During the Middle Ages the name was used first of all to denote Iceland, such as by Dicuil, by the Anglo-Saxon monk Venerable Bede in De ratione temporum, by the Landnamabok, by the anonymous Historia Norwegie and by the German bishop Adam of Bremen in his Deeds of Bishops of the Hamburg Church, where they cite ancient writers' use of Thule but also new knowledge since the end of antiquity. All these authors also understood that other islands were situated to the north of Britain.

 

Petrarch in the 14th century wrote in his Epistolae familiares (or Familiar Letters) that Thule lay in the unknown regions of the far north-west.

 

 

A municipality in northern Greenland (Avannaa) was formerly named Thule after the mythical place.

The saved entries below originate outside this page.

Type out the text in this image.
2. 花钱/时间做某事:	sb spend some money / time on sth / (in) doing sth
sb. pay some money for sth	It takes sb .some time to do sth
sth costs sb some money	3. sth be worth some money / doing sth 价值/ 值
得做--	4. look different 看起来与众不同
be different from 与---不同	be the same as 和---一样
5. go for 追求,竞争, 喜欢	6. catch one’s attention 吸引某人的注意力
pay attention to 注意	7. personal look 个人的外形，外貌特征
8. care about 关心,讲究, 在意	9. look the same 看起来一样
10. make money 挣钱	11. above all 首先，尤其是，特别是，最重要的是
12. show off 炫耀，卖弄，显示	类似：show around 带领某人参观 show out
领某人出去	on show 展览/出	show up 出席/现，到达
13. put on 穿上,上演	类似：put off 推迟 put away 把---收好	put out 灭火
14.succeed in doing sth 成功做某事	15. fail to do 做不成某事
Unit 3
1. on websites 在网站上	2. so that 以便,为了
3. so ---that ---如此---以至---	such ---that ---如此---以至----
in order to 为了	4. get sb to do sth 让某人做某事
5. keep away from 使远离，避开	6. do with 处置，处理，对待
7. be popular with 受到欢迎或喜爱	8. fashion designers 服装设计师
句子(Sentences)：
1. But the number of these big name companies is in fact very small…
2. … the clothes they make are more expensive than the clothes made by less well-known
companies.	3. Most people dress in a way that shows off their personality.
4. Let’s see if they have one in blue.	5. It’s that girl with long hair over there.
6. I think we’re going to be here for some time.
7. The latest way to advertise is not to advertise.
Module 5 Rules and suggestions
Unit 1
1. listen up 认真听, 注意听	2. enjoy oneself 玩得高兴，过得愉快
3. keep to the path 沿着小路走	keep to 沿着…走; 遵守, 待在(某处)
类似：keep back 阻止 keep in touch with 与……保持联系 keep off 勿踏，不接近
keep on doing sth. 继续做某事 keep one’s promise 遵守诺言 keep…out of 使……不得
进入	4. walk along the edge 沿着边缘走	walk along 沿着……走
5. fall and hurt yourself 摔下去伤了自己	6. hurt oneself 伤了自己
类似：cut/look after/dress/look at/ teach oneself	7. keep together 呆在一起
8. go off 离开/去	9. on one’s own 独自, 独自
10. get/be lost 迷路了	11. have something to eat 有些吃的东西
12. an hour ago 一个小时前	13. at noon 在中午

The Thule People, a paleo-Eskimo culture and a predecessor of modern Inuit Greenlanders, were named after the Thule region. In 1953, Thule became Thule Air Base, operated by United States Air Force. The population was forced to resettle to Qaanaaq, 67 miles to the north - 840 NM from the North Pole).

 

Southern Thule is a collection of the three southernmost islands in the South Sandwich Islands in the South Atlantic Ocean, one of which is called Thule Island. The island group is overseas territory of the United Kingdom and uninhabited.

 

The Scottish Gaelic for Iceland is "Innis Tile", which means literally the "Isle of Thule". Ultima Thule was the title of the 1929 novel by Henry Handel Richardson, set in colonial Australia.

 

Scientists of the Institut of Geodesy and Geoinformationtechnique of the Technical University of Berlin were testing the antique maps of Ptolemy and recognized a pattern of calculation mistakes which occurred if one tried to convert the old coordinates from Ptolemy into modern carthographical maps. After correcting for the mistakes, the scientists mapped Ptolemy's Thule to the Norwegian island Smola.

 

Additionally, Thule lends its name to the 69th element in the periodic table, Thulium. < Ultima Thule is also the name of a location in the Mammoth Cave system. It was formerly the terminus of the known-explorable southeastern (upstream) end of the passage called "Main Cave," before discoveries made in 1908 by Ed Bishop and Max Kaemper showed an area accessible beyond it, now the location of the Violet City Entrance. The Violet City Lantern tour offered at the cave passes through Ultima Thule near the conclusion of the route.